今年8月以降に実施した「テレワークの労務管理等に関する実態調査」(速報版)で明確となったのは、規模別のテレワーク導入割合があまりにも大きいことだ。
テレワークを制度化している割合は、従業員1000人以上で43%に達しているのに対して、100~299人規模は14%と少数派に留まっている。企業数の多い99人以下になると6%まで低下する。サテライトオフィスやモバイル勤務の導入状況も同様だ。
大手企業に所属する多数の従業員は、当たり前のようにテレワーク勤務を許されるが、中小・零細の大多数の従業員は、事実上困難である。新型コロナ感染上の危険性でも大きな規模格差が生じていることになる。感染拡大防止の面からこの規模格差を考慮した対策をさらに強化していくべきであろう。
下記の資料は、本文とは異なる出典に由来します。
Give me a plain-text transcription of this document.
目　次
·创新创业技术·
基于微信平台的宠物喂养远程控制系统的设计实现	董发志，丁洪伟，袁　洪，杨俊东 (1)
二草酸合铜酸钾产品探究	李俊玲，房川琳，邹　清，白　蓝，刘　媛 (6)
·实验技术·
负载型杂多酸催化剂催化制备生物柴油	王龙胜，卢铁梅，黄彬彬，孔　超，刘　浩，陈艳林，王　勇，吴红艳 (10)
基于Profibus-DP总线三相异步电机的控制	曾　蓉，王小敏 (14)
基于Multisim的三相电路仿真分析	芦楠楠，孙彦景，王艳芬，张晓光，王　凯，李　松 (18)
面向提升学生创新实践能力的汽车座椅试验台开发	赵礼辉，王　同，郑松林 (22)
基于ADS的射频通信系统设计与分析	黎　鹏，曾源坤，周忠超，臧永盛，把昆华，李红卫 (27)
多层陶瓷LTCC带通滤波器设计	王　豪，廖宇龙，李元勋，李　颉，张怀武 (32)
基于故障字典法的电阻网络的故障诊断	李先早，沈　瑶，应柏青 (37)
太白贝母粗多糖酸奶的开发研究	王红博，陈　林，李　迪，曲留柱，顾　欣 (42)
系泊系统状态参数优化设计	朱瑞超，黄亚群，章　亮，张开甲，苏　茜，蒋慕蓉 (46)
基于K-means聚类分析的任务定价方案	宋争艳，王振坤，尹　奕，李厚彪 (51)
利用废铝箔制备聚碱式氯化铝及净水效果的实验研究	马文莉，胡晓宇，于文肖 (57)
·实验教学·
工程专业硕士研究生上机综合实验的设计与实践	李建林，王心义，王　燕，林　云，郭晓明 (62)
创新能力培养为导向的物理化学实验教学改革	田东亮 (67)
企業が求めている支援策としては、「テレワーク導入のための費用の助成」「テレワーク導入に関するマニュアル・ガイドラインなどの提供」「テレワークの導入に関する好事例の情報提供」が上位となっている。なかでも、「費用の助成」は、やはり規模が小さくなるほど要求企業割合が高い。大手企業が62%、99人以下が75%となっている。
現在、厚労省が運用している働き方改革推進支援助成金(テレワークコース)では、補助率2分の1、1企業当たり最大200万円の助成となっているが、十分とはいえない。モバイルPCやスマートフォンなどのICT関連機器費用、通信費、光熱費、作業用デスクといった環境整備費のほか、テレビ会議システムなどが必要となれば、導入をためらう中小・零細企業が出てくるだろう。
助成金申請手続きの簡素化とともに、中小・零細企業が将来にわたり安心してテレワークが運用できるよう補助率などの引上げを求めたい。コロナ禍において、財政支出を惜しんではいられない。